Она грустно улыбнулась.
— Посмотрела бы я, что сказал бы ты, если бы я вдруг ушла к матери жить, а с тобой только виделась бы раз или два в неделю.
— Какое сравнение! Я муж, а она мать! Она должна была знать, что ты когда-нибудь уйдешь, должна уйти для своего счастия.
— Все это, мой друг, прекрасно и верно в теории, а с сердцем не справишься, — проговорила Саша. — Я вот тоже все это знаю, и все-таки глубоко жаль мне мою маму, глубоко жаль, что она опускается, дряхлеет, теряет энергию, не видит цели в жизни!
— Ну, голубка, напускать на себя все можно, — возражал я.
Она смотрела на меня широко открытыми глазами, удивляясь недостатку во мне чуткости и скорбя о моей нелюбви к ее матери. Для нее ее мать была одной из самых идеальных матерей; для меня она была крайней эгоисткой. Она помнила все жертвы, которые приносила ей мать, изо дня в день, из года в год в течение восемнадцати лет, недосыпая ночей, недоедая куска хлеба ради нее; я видел только одно то, что эта мать расстраивает своими жалобами мою жену. Она сознавала, что, будь я и ее мать друзьями, и мы были бы все счастливы; я знал, что, поселись Анна Петровна у нас на месяц, и мы все разойдемся врагами. А Добчинский и Бобчинский[3] продолжали являться с докладами: Анна Петровна вчера плакала; Анна Петровна третьего дня не могла в классе досидеть, так ненавистно ей стало ее дело; у Анны Петровны начали убывать ученики, так как школа падает…
— А ты знаешь, я решилась подбодрить маму и взялась давать у нее в школе четыре урока в неделю, — сообщила мне Саша.
— Что за фантазия! Ты утомишься! — заметил я.

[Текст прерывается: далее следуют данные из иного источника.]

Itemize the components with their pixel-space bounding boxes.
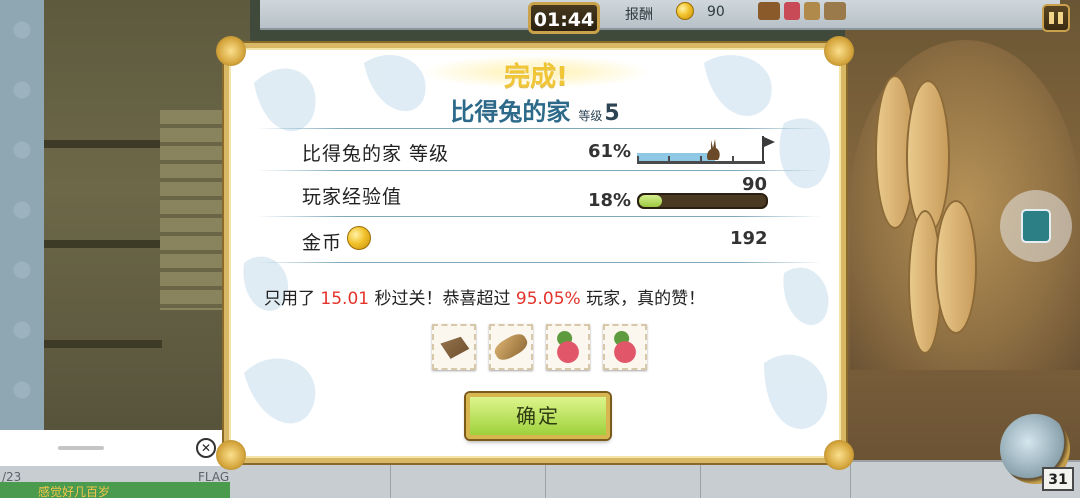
- reward-stamp: [546, 324, 590, 370]
- xp-bar-fill: [639, 195, 662, 207]
- rabbit-icon: [707, 139, 720, 160]
- left-edge-pattern: [0, 0, 44, 470]
- pause-button[interactable]: [1042, 4, 1070, 32]
- reward-label: 报酬: [625, 7, 653, 23]
- xp-percent: 18%: [588, 190, 632, 211]
- close-button[interactable]: ✕: [196, 438, 216, 458]
- radish-icon: [551, 330, 585, 364]
- chat-text: 感觉好几百岁: [38, 485, 111, 498]
- dialog-corner-ornament: [824, 440, 854, 470]
- reward-stamp: [489, 324, 533, 370]
- item-bar-divider: [545, 462, 546, 498]
- coin-icon: [347, 226, 371, 250]
- timer: 01:44: [528, 2, 600, 34]
- item-bar-divider: [700, 462, 701, 498]
- level-progress-tick: [637, 156, 639, 164]
- level-progress-track: [637, 150, 765, 164]
- clear-time: 15.01: [320, 289, 370, 309]
- hand-icon: [1021, 209, 1051, 243]
- level-progress-tick: [668, 156, 670, 164]
- dialog-corner-ornament: [216, 440, 246, 470]
- level-progress-label: 比得兔的家 等级: [302, 143, 450, 165]
- bark-icon: [440, 336, 470, 359]
- shelf-board: [44, 140, 162, 148]
- result-message: 只用了 15.01 秒过关！恭喜超过 95.05% 玩家，真的赞！: [264, 284, 824, 309]
- pause-icon: [1049, 12, 1054, 24]
- xp-bar: [637, 193, 768, 209]
- row-divider: [256, 216, 822, 217]
- chat-strip: [0, 482, 230, 498]
- flag-icon: [762, 136, 775, 163]
- row-divider: [256, 262, 822, 263]
- coin-icon: [676, 2, 694, 20]
- log-icon: [491, 330, 531, 364]
- shelf-board: [44, 240, 162, 248]
- row-divider: [256, 170, 822, 171]
- xp-gain: 90: [742, 174, 768, 195]
- radish-icon: [608, 330, 642, 364]
- complete-title: 完成!: [504, 62, 568, 92]
- dialog-corner-ornament: [824, 36, 854, 66]
- level-number: 5: [604, 101, 620, 126]
- beat-percent: 95.05%: [515, 289, 581, 309]
- level-progress-tick: [700, 156, 702, 164]
- item-counter: 31: [1042, 467, 1074, 491]
- xp-label: 玩家经验值: [302, 186, 403, 208]
- top-hud: [260, 0, 1060, 30]
- hidden-object-shield[interactable]: [935, 200, 977, 334]
- coins-label: 金币: [302, 232, 343, 254]
- chest-icon: [758, 2, 780, 20]
- shelf-board: [44, 340, 162, 348]
- level-name: 比得兔的家: [450, 98, 571, 126]
- item-bar-divider: [850, 462, 851, 498]
- item-bar-divider: [390, 462, 391, 498]
- log-icon: [804, 2, 820, 20]
- coins-value: 192: [730, 228, 768, 249]
- hud-items: [758, 2, 846, 20]
- reward-stamp: [603, 324, 647, 370]
- hint-button[interactable]: [1000, 190, 1072, 262]
- level-progress-fill: [637, 153, 716, 161]
- bark-icon: [824, 2, 846, 20]
- drag-handle[interactable]: [58, 446, 104, 450]
- level-tag: 等级: [578, 109, 603, 123]
- radish-icon: [784, 2, 800, 20]
- message-middle: 秒过关！恭喜超过: [369, 289, 516, 309]
- message-suffix: 玩家，真的赞！: [580, 289, 706, 309]
- staircase: [160, 110, 230, 310]
- reward-value: 90: [707, 4, 725, 20]
- pause-icon: [1058, 12, 1063, 24]
- row-divider: [256, 128, 822, 129]
- dialog-corner-ornament: [216, 36, 246, 66]
- message-prefix: 只用了: [264, 289, 321, 309]
- level-progress-tick: [732, 156, 734, 164]
- level-title: 比得兔的家 等级5: [300, 92, 770, 127]
- reward-stamp: [432, 324, 476, 370]
- confirm-button[interactable]: 确定: [466, 393, 610, 439]
- level-progress-percent: 61%: [588, 141, 632, 162]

— Четырьмя-то уроками в неделю? — весело засмеялась Саша. — Это не только не утомит меня, но принесет мне пользу, надо же что-нибудь серьезное делать.
Я не возражал, но какое-то смутное враждебное чувство подсказывало мне, что Анна Петровна может дурно повлиять на Сашу, часто видясь с ней. Однако я сдержался и не высказал своих опасений. Саша стала четыре раза в неделю давать уроки в школе матери.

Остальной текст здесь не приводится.